Ispirato in parte al "Caso Fenaroli"- un famoso caso di cronaca nera di quegli anni-è un film dove il maestro Dino Risi rivela un insolito "black humor" con una trama che celebra una Milano che non c'è più, quella dell'appena iniziato boom economico, e allo stesso tempo mette alla berlina comportamenti e personaggi tipici dell'epoca: in questo caso uno dei tanti piccoli imprenditori senza capacità che s gettavano nell'avventura pensando di diventare milionari ma che inevitabilmente fallivano proprio per la loro incompetenza.
E' il caso di Alberto Nardi, che oltre ad essere incompetente è pure disonesto visto che cerca di piazzare i suoi ascensori anche se sa benissimo che sono difettati e che prende costantemente per il naso i creditori cui continua a rivolgersi; tanto a saldarli c'è Elvira, la moglie arpia che non sopporta (ampiamente ricambiato) e che oltretutto è tutto il suo opposto: titolare di un patrimonio di circa cento milioni di lire (all'epoca, quindi Elvira è miliardaria), è pure una donna d'affari di successo che non sbaglia un progetto o una speculazione in Borsa. Cosa abbia unito un giorno i due al punto di arrivare al matrimonio non è dato saperlo, e probabilmente nemmeno loro se ne ricordano più (anche se , nel caso si Alberto, il sospetto è evidente e giustificato); per certo lo spettatore sa che attualmente il loro matrimonio è diventato un gioco al massacro fra due personalità che cosi rivelano la loro aridità, cattiveria e piccineria (seppure in modo comico). L'esempio più evidente è il soprannome con cui Elvira si rivolge al marito, quel "cretinetti" volto a umiliarlo palesemente.

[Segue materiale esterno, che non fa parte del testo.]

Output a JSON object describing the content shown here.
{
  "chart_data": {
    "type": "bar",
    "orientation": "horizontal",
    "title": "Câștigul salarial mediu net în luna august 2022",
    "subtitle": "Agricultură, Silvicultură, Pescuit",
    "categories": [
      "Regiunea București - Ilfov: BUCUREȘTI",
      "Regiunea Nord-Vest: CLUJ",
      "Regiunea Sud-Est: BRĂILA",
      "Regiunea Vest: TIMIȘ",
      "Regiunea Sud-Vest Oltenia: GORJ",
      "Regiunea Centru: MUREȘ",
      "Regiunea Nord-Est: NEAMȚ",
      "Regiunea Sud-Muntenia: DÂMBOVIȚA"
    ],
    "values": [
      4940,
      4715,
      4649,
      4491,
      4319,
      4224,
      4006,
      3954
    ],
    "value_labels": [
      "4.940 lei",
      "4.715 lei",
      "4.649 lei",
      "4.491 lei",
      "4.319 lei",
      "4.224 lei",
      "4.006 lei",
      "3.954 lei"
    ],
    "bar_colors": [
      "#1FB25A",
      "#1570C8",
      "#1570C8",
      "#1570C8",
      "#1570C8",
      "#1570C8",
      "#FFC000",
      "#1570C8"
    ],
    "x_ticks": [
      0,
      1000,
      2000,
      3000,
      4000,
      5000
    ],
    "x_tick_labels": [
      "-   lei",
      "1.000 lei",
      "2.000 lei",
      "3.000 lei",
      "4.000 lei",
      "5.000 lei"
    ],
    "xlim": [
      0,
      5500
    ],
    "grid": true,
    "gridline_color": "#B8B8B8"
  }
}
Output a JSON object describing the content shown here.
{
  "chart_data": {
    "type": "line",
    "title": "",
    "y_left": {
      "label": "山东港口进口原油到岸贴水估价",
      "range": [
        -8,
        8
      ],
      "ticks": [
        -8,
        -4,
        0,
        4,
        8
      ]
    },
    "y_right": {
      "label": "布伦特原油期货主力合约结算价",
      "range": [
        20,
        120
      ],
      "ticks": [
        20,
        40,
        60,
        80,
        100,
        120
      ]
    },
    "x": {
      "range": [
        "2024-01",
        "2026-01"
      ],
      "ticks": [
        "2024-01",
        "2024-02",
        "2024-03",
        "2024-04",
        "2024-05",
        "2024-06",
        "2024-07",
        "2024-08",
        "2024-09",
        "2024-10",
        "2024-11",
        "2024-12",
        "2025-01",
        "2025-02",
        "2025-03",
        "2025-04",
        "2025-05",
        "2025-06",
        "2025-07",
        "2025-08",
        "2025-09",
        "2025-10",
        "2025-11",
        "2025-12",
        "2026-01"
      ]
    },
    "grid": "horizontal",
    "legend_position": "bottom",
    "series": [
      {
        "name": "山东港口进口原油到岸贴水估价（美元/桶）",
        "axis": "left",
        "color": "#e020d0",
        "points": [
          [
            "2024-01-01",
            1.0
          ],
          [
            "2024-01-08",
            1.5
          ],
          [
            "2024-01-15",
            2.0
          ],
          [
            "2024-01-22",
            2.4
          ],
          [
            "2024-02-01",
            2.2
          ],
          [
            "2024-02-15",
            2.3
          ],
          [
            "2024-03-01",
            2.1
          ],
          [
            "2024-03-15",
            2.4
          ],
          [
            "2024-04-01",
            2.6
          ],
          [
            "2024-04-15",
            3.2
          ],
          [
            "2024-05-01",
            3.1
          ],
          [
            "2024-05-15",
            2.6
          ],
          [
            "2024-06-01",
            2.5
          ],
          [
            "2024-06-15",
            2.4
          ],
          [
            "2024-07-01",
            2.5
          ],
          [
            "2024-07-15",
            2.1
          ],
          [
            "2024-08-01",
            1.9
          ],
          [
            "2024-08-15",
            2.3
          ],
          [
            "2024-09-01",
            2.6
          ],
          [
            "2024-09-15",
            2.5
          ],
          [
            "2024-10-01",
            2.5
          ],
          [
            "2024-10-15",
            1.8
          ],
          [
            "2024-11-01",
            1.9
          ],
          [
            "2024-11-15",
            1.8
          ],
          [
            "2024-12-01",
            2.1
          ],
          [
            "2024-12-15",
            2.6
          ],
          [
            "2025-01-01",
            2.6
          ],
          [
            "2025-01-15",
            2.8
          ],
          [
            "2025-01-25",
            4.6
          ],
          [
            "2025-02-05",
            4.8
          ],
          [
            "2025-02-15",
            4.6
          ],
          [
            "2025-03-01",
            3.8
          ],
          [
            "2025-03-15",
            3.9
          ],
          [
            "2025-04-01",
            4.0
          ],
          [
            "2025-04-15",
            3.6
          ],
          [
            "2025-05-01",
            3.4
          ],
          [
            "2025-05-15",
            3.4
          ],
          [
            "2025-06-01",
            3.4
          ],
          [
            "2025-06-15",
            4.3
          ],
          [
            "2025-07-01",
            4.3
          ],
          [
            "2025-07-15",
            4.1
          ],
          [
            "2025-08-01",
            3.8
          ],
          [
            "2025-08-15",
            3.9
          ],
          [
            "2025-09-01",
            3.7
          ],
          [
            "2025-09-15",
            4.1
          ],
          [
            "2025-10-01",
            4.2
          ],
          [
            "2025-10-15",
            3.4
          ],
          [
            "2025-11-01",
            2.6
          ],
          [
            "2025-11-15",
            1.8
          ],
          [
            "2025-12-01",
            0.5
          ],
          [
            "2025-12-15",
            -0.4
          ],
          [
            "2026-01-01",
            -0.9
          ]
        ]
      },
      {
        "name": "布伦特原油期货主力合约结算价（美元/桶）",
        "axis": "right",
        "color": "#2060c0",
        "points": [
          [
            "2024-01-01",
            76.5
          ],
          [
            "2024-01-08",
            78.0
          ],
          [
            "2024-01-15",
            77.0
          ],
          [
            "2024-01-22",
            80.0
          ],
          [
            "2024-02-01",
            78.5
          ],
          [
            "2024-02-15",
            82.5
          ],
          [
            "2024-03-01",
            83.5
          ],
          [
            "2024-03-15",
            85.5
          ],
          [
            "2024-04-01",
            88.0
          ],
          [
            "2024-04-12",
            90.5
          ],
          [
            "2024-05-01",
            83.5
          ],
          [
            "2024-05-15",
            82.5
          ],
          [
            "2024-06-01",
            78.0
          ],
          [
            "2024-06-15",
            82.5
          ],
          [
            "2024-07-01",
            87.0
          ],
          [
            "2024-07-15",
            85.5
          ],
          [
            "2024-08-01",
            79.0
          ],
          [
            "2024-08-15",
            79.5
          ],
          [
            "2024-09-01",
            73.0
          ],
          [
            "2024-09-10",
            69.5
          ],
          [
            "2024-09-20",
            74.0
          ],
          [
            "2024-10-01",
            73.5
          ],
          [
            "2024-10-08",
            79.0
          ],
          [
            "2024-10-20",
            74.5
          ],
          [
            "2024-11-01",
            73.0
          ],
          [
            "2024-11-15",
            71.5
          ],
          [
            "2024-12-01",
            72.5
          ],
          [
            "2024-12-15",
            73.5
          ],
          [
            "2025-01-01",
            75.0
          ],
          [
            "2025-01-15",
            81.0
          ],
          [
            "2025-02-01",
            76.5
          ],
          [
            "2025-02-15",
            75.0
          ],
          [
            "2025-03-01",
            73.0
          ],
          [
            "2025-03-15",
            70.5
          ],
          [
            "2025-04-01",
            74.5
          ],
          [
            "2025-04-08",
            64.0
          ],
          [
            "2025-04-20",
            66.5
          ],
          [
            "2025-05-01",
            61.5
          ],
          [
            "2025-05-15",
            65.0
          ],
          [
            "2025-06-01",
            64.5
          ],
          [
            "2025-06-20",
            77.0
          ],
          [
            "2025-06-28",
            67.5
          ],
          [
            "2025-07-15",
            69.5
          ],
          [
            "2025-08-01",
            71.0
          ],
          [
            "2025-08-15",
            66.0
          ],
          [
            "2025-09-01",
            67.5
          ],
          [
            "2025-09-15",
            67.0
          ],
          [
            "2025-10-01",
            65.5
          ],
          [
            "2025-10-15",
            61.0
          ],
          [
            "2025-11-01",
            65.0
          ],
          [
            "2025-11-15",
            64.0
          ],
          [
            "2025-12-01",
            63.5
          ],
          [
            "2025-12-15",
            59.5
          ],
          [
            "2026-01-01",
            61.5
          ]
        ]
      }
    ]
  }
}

Elvira però è sì arpia e stronzetta, ma non certo stupida e quindi ad un certo punto chiude saggiamente i rubinetti di fronte alla follia spendaccione del marito: non potendo separarsi (all'epoca non c'era il divorzio in Italia) prende atto di essere sposata con un imbecille (sue stesse parole) e continua tutto come prima, limitando però i danni economici. Il povero Alberto, assillato da creditori e usurai, se la vede davvero brutta quando arriva il miracolo...e davvero, potete credermi, se già prima il film era godibile da questa parte in poi diventa formidabile. La storia è più o meno nota e quindi non starò a ripeterla- anche per non rovinare la sorpresa di chie eventualmente non l'avesse visto- ma la serie di avvenimenti che si susseguono dalla presunta morte di Elvira, la reazione ipocrita di Alberto, il ritorno della "defunta"in una scena davvero mitica e la conseguente progettazione di un piano per farla fuori di nuovo è davvero coinvolgente per lo spettatore come poche volte succede. Sordi e la Valeri sono una coppia perfetta: due mondi paralleli: lui ambiguo cialtrone che con le chiacchiere copre la propria inettitudine, lei sarcastica e tagliente a scoprire le carte in tavola. Attorno a loro alcuni comprimari perfettamente a loro agio nei rispettivi ruoli ben delineati, che non restano solo sullo sfondo: Livio Lorenzon nel ruolo del marchese Stucchi, vittima e complice del Nardi, Eleonora Ruffo nel ruolo della svampita (ma non troppo) amante di Alberto, e Nando Bruno nel ruolo dello zio, altro complice e-in fondo- dipendente del nipote.
La battuta migliore? Quando Alberto- in un momento in cui tenta di farsi passare per sentimentale- dice a Elvira: "io ti ho dato il mio entusiasmo, la mia allegria...ma tu cosa mi ha dato?" e lei, diretta: "70 milioni in cinque anni!".